Assault on Religious Freedom

Faith McDonnell on January 5, 2021

Joshua Philipp, investigative journalist from The Epoch Times, recently interviewed me for his show, Crossroads. You can find the interview in the Crossroads YouTube channel. It’s located the day after Josh’s investigative report from inside a human trafficking tunnel on the border!

I appreciate The Epoch Times for their familiarity with all of the vulnerable people groups in China, persecuted and oppressed by the Chinese Communist Party. I met the interviewer Joshua Philipp when I spoke at a rally supporting legislation to name the CCP as a Transnational Criminal Organization. Uyghur people of East Turkestan organized the rally at the U.S. Capitol last month. A few days later Josh came to IRD to ask me about the threats to both global and national religious freedom.

For years I have reported on, spoken about, and done advocacy for persecuted Christians and other religious believers around the world. I have always felt that Western Christians who equated the situation in the United States with global conditions were self-focused and unrealistic. Once year my Christmas newsletter to friends and family declared, “If you have not been disemboweled for your faith like Christians in Sudan, you are not being persecuted!

Things have been changing in this country. I still submit that we are not under persecution, but we are a lot closer to it. Religious liberty is under assault in America, under the guise of many ideological predilections. But what it all boils down to is growing attempts to shut the mouths, stifle the speech, of Christians through intimidation, cancel culture, and identity politics.

As I tell Josh in this interview, our brothers and sisters in Christ around the globe, and other persecuted people of faith, are killed for holding on to their beliefs. They deserve better from us.
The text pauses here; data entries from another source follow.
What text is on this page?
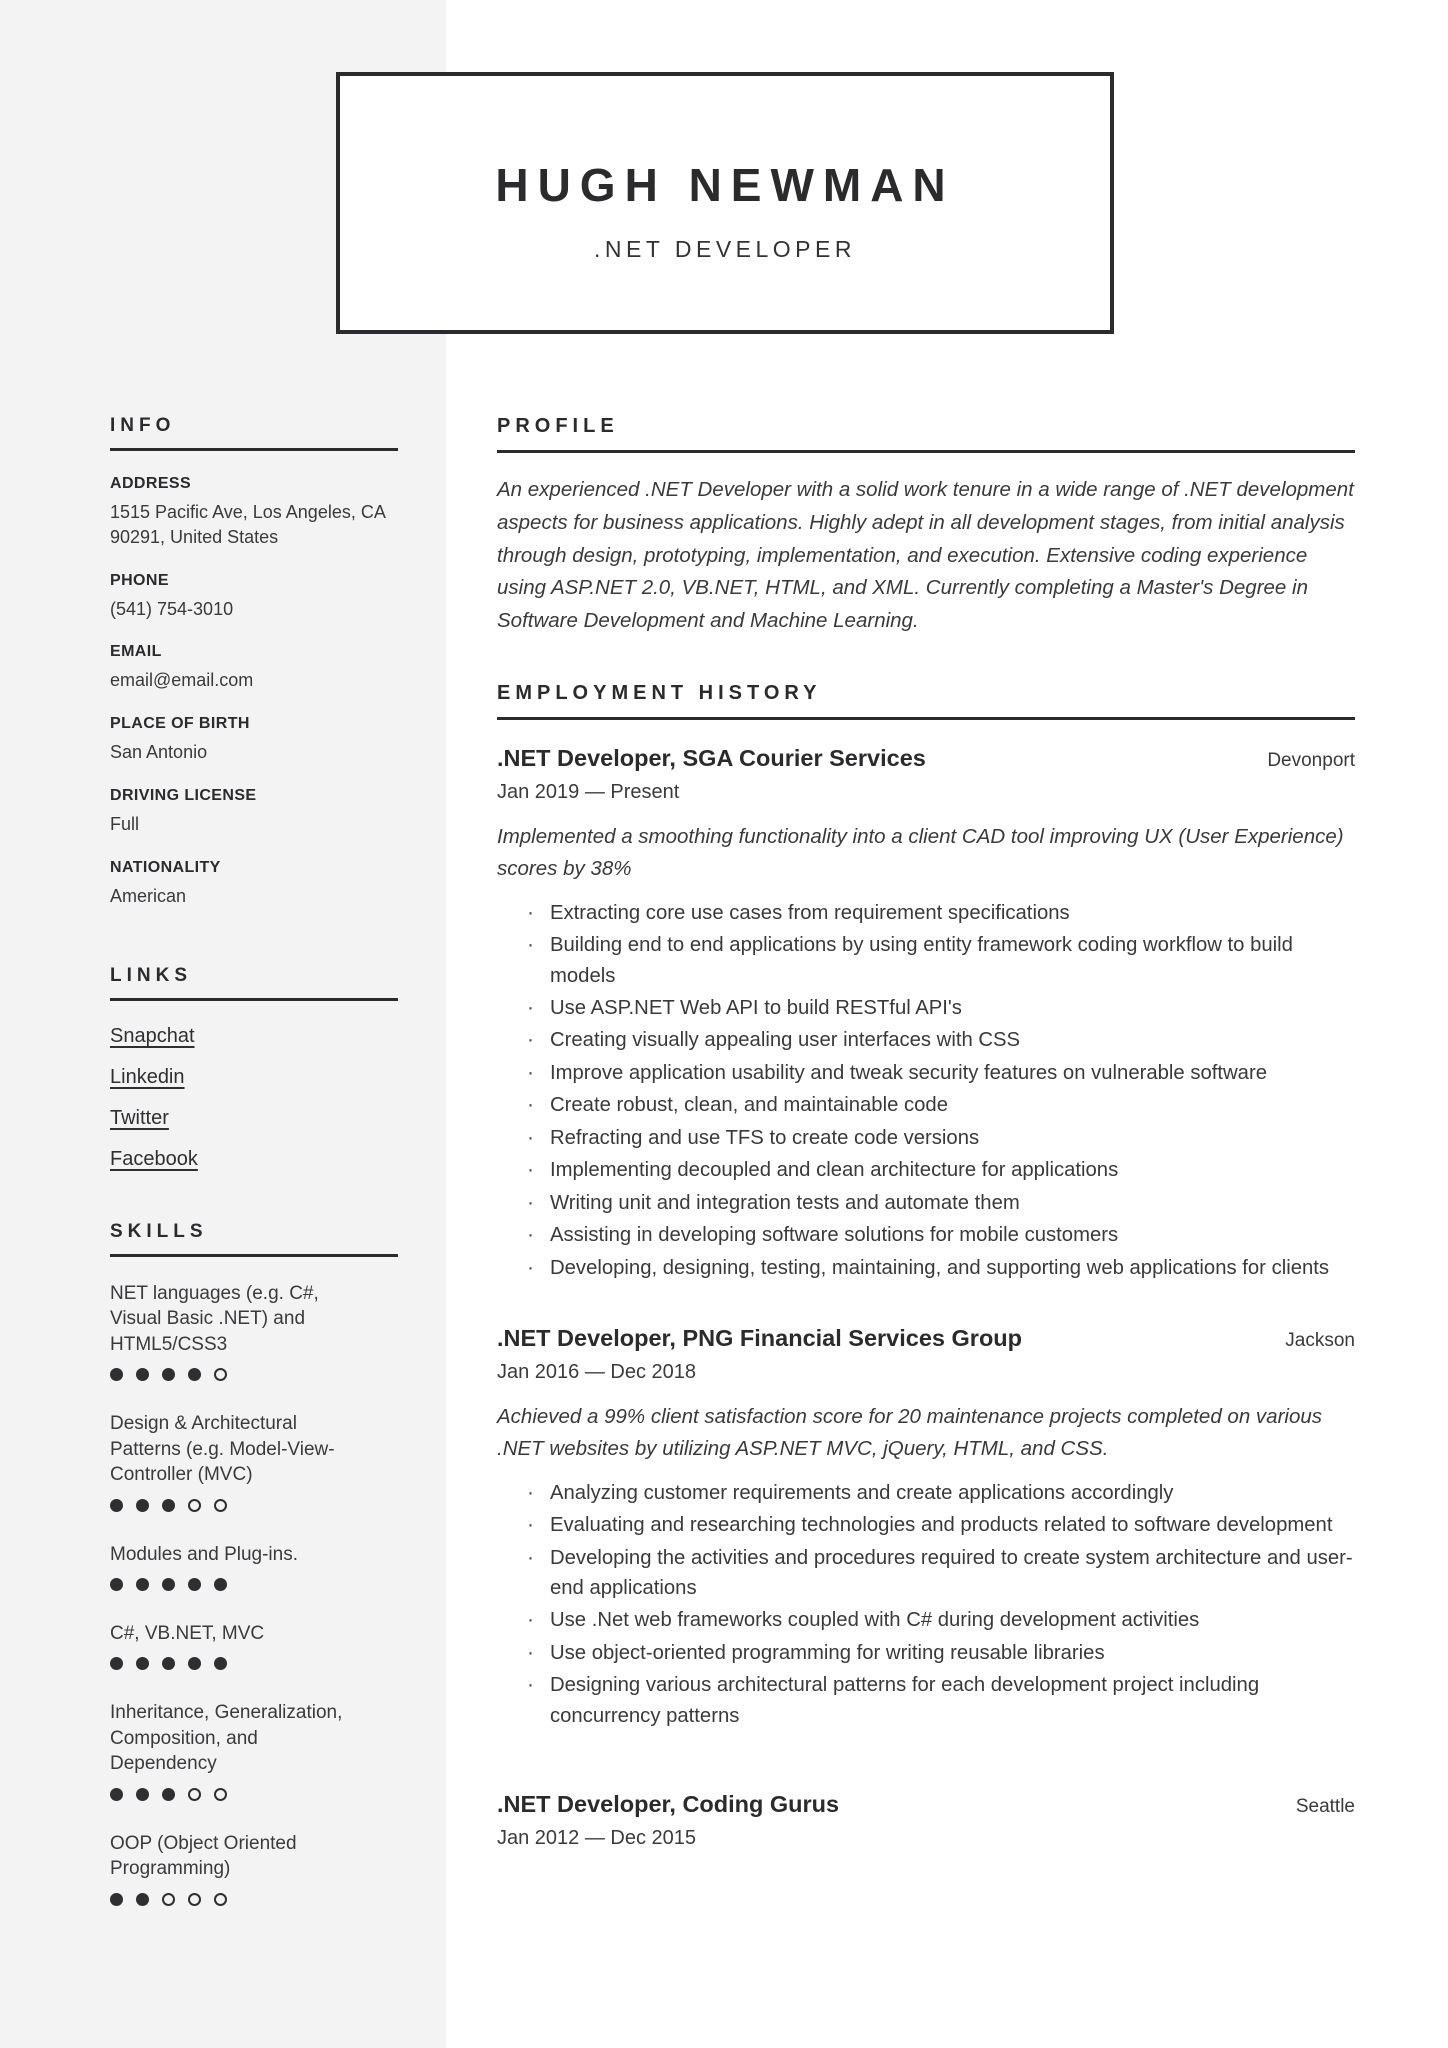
HUGH NEWMAN
.NET DEVELOPER
INFO
ADDRESS
1515 Pacific Ave, Los Angeles, CA 90291, United States
PHONE
(541) 754-3010
EMAIL
email@email.com
PLACE OF BIRTH
San Antonio
DRIVING LICENSE
Full
NATIONALITY
American
LINKS
Snapchat
Linkedin
Twitter
Facebook
SKILLS
NET languages (e.g. C#, Visual Basic .NET) and HTML5/CSS3
Design & Architectural Patterns (e.g. Model-View-Controller (MVC)
Modules and Plug-ins.
C#, VB.NET, MVC
Inheritance, Generalization, Composition, and Dependency
OOP (Object Oriented Programming)
PROFILE

An experienced .NET Developer with a solid work tenure in a wide range of .NET development aspects for business applications. Highly adept in all development stages, from initial analysis through design, prototyping, implementation, and execution. Extensive coding experience using ASP.NET 2.0, VB.NET, HTML, and XML. Currently completing a Master's Degree in Software Development and Machine Learning.

EMPLOYMENT HISTORY
.NET Developer, SGA Courier Services	Devonport
Jan 2019 — Present

Implemented a smoothing functionality into a client CAD tool improving UX (User Experience) scores by 38%

· Extracting core use cases from requirement specifications
· Building end to end applications by using entity framework coding workflow to build models
· Use ASP.NET Web API to build RESTful API's
· Creating visually appealing user interfaces with CSS
· Improve application usability and tweak security features on vulnerable software
· Create robust, clean, and maintainable code
· Refracting and use TFS to create code versions
· Implementing decoupled and clean architecture for applications
· Writing unit and integration tests and automate them
· Assisting in developing software solutions for mobile customers
· Developing, designing, testing, maintaining, and supporting web applications for clients
.NET Developer, PNG Financial Services Group	Jackson
Jan 2016 — Dec 2018

Achieved a 99% client satisfaction score for 20 maintenance projects completed on various .NET websites by utilizing ASP.NET MVC, jQuery, HTML, and CSS.

· Analyzing customer requirements and create applications accordingly
· Evaluating and researching technologies and products related to software development
· Developing the activities and procedures required to create system architecture and user-end applications
· Use .Net web frameworks coupled with C# during development activities
· Use object-oriented programming for writing reusable libraries
· Designing various architectural patterns for each development project including concurrency patterns
.NET Developer, Coding Gurus	Seattle
Jan 2012 — Dec 2015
  1. Comment by John on January 5, 2021 at 9:05 pm

    I find it interesting that the author cites cancel culture and identity politics as means by which she feels Christians are “having their mouths shut and speech stifled.” First let’s stop acting like cancel culture was invented in the last decade by militant progressives. The true pioneers of cancel culture were Christian fundamentalist organizations like the American Family Association Focus on the Family, and Family Research Council who have been organizing boycotts of companies and media they believed were promoting pro-choice positions, gay rights, and other liberal causes for decades. Among the targets of their efforts were “radical” companies like Taco Bell, McDonald’s, Starbucks, the Gap, and Campbell’s Soup Company. Some of these companies only crime was calling their December sales a “holiday sale” rather than a “Christmas sale.” And as for identity politics, answer me this. When fundamentalist Christians claim allowing LGBT to marry in state courts was a personal attack on them and their beliefs or claimed Starbucks was participating in “War on Christmas” because of the design of their holiday cups isn’t that just another form of identity politics around their religion? They certainly don’t tend to concern themselves with the rights of other religions, some of whom may be experiencing more visible persecution here in America. They don’t speak up when an angry mob demands the tearing of a mosque in Middle Tennessee, or when a synagogue is vandalized by white nationalists? They don’t object when a major party candidate suggests a religious test for refugees wanting to enter the country, as long the religion they’re trying to keep out isn’t Christianity. You don’t hate identity politics or cancel culture, you just hate them when another group uses them.

  2. Comment by Jim on January 6, 2021 at 7:49 pm

    John,

    Please define “Christian fundamentalist organizations.”

  3. Comment by John on January 7, 2021 at 10:36 pm

    I provided examples. American Family Association, Focus on Family, Family Research Council (they really love the word family). Basically the foundations and organizations one normally thinks of when one hears the words Religious Right.

  4. Comment by Jeff on January 7, 2021 at 11:03 pm

    John, please “do the work”. Precisely define exactly what makes an organization “Christian fundamentalist”.

    “What one thinks of” is not in any way a definition.